I have a new book coming out in March 2022 called Resonance. It’s a literary science fiction novel set in the same world as Hoshi. It’s about what lives on the edge of hope and fear and the transformative power of art.
The groundwork for this novel (and the one that follows it–indeed all the Liminal Universe world-building) began more than 20 years ago. The first appearance of the book’s central characters—the human Caran Watts and the alien Muse–is time-stamped 2002 in my exploratory writings. It’s not a stretch to say most of my motivation to hone my lit-craft has been to be able to tell this story.

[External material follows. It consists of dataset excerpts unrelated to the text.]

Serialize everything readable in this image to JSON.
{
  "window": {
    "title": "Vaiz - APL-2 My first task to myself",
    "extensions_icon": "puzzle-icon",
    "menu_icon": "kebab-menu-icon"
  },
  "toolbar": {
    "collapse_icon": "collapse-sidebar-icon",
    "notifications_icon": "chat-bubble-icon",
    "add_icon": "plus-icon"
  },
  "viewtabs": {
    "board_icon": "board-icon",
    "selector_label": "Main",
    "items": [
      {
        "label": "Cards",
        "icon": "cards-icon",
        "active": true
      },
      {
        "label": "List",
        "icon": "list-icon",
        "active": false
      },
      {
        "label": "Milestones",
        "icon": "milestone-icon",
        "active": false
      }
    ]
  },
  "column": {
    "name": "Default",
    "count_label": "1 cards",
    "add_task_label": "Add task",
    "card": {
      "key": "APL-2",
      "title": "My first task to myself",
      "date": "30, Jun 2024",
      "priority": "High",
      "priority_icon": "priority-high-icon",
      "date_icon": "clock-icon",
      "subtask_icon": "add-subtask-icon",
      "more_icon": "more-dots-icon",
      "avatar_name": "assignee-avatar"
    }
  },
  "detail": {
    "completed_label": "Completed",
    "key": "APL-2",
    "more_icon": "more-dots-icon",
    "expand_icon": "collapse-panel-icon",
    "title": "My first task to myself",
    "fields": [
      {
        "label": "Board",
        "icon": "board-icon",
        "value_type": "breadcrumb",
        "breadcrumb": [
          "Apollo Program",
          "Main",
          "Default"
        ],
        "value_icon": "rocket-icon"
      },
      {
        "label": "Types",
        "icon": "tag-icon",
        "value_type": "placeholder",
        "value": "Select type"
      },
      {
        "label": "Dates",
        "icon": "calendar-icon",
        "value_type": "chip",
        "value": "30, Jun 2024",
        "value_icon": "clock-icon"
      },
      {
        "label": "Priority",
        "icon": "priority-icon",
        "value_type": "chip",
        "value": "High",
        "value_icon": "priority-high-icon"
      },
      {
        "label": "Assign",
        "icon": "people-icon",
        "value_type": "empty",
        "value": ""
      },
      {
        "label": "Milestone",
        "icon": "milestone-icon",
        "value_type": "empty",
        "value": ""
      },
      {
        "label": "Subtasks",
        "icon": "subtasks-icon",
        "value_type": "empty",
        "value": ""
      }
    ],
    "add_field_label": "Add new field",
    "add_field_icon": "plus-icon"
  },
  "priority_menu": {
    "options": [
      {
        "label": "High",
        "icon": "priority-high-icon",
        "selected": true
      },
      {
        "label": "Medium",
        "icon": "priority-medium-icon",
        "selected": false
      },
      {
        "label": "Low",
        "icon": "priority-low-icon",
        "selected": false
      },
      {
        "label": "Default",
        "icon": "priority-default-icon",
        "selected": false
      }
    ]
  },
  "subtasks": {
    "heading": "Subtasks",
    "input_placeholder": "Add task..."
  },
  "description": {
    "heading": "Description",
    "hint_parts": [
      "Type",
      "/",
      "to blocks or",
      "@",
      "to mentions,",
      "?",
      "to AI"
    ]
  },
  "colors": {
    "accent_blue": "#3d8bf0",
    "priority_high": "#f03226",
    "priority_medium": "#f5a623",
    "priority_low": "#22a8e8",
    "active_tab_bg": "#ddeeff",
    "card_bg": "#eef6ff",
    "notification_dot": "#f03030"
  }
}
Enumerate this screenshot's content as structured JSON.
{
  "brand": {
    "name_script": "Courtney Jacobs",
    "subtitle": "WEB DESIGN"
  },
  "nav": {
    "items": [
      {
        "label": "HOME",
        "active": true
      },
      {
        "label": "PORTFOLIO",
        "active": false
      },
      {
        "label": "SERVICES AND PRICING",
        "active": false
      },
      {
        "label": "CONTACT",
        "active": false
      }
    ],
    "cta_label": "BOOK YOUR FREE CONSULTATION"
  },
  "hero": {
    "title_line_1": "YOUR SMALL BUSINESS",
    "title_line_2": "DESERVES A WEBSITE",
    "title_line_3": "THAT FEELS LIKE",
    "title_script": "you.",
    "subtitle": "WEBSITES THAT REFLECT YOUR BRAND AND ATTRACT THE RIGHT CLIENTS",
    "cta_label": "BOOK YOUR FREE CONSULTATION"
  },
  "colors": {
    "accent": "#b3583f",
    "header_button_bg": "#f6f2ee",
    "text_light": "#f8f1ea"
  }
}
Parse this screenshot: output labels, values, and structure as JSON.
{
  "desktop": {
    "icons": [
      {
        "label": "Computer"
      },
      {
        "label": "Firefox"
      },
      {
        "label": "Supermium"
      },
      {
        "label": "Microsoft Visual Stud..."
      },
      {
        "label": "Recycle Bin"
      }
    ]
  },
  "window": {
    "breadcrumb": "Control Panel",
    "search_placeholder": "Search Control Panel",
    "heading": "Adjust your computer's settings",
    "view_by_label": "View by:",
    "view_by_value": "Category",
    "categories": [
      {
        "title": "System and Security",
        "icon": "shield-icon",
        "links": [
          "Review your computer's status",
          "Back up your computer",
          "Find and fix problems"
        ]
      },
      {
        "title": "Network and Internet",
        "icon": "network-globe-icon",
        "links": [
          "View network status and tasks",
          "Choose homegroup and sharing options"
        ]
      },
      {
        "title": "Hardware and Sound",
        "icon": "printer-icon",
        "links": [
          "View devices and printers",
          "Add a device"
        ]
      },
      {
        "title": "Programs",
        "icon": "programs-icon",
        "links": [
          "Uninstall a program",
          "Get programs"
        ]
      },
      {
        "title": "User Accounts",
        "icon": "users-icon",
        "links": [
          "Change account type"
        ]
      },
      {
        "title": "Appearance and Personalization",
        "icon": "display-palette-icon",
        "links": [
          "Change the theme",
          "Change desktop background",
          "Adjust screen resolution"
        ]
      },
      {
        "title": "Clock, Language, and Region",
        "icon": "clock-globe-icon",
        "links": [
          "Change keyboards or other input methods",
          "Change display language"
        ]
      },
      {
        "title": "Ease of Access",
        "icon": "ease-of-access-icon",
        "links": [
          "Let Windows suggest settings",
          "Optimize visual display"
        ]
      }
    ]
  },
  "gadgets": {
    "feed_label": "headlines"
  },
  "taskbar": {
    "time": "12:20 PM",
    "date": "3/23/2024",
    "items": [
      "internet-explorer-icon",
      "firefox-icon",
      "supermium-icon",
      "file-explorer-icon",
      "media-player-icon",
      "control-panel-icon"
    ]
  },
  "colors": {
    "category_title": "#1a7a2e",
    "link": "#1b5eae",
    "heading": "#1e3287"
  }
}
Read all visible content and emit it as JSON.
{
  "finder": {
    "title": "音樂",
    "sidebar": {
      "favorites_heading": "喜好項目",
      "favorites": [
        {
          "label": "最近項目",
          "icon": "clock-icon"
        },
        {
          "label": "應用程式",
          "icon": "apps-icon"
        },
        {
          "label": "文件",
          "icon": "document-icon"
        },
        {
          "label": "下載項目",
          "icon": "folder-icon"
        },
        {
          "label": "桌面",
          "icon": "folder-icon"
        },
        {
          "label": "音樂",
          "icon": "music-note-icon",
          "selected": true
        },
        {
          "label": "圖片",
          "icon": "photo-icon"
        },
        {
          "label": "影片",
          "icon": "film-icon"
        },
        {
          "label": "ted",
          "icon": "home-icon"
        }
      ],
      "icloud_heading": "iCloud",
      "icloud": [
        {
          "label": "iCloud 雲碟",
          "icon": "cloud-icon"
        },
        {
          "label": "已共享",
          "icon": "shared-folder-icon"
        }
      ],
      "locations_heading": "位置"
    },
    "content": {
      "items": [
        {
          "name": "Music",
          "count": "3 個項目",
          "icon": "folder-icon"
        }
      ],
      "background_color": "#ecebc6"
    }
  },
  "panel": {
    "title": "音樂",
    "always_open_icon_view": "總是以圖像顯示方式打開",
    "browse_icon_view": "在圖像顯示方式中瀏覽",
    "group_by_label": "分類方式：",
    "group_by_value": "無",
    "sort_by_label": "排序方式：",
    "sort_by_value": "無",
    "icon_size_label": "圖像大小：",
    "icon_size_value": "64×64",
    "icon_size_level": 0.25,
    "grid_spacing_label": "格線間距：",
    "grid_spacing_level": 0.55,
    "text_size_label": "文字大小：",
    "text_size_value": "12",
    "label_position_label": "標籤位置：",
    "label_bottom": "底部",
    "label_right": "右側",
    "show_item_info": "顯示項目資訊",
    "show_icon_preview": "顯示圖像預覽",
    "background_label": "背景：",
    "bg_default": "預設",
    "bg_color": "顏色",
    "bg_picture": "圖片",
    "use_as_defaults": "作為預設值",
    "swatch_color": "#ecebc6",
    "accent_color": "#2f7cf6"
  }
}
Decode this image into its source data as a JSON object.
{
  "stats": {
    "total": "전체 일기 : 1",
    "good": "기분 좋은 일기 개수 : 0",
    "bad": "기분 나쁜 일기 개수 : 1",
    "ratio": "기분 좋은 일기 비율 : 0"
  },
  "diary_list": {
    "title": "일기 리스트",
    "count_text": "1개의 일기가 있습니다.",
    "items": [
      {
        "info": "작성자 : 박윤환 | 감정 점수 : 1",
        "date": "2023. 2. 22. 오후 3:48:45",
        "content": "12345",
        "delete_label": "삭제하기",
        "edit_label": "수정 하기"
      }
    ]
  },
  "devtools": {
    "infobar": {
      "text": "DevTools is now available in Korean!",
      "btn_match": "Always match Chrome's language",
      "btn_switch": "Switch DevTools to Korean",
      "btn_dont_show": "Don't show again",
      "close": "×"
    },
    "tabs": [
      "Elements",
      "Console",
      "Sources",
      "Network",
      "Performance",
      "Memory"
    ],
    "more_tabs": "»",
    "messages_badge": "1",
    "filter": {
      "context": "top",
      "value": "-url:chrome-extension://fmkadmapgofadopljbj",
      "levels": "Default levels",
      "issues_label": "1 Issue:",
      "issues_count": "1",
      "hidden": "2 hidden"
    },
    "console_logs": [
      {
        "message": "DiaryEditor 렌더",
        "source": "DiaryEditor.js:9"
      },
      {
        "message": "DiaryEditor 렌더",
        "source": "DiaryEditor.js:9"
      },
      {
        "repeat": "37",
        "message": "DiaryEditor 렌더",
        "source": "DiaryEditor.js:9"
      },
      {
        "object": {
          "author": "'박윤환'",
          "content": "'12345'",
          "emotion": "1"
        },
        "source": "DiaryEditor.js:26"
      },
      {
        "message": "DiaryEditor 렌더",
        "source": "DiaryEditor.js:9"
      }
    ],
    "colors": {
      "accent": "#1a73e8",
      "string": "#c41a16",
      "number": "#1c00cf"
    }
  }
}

The back-of-the-book text goes like so:
Outrageous and acclaimed, 26th-century musician Caran Watts depends on two secrets to stay alive: a dangerous drug that hides his illegal neurodivergence and an alien species whose vulnerable existence he has sworn to protect. But when he arrives in the Galilean system to tour his latest work, those secrets are hijacked by a powerful force to advance a genocidal plot. As fear infects Jupiter’s moons, Caran must choose whether to keep hiding or risk both his own life and the aliens in hope of a better future.
I created the Liminal Universe because I was interested in paradigm shifts and social change. What does it take to move large populations to more equitable behavior? What makes some individuals focal points of those shifts? And, what if the paradigms themselves–or the ideas that comprise them–were sentient and we could talk to them? Would they change if we asked them to? Or would they push back?
From these what-ifs, the living ideas that are the élan vitals–like Muse–and the Operator rights movement–fueled, in part, by Mx. Watts–tumbled out.
I also wrote this novel because I was interested in a science fiction story that centers art. It’s usually strategy, or science, or politics, or some clever scheme. I love all of that, but for those of us who might have been saved by a paintbrush or a song, art deserves some room.
And lastly, I wrote this story because all of us neurodivergent, queer, traumatized, beautiful, struggling and imperfect, perfectly perfect, marvelous and marginalized hero/ines deserve to see ourselves on the page. Not shiny and oversimplified, not as inspiration porn, not as objects of pity or sad stakes. But as the complex and real people we are, making the best choices we can and creating wonder in a world that doesn’t make it easy, or straight-forward, to survive.
I love this world, this story, and these characters, and I hope you do too.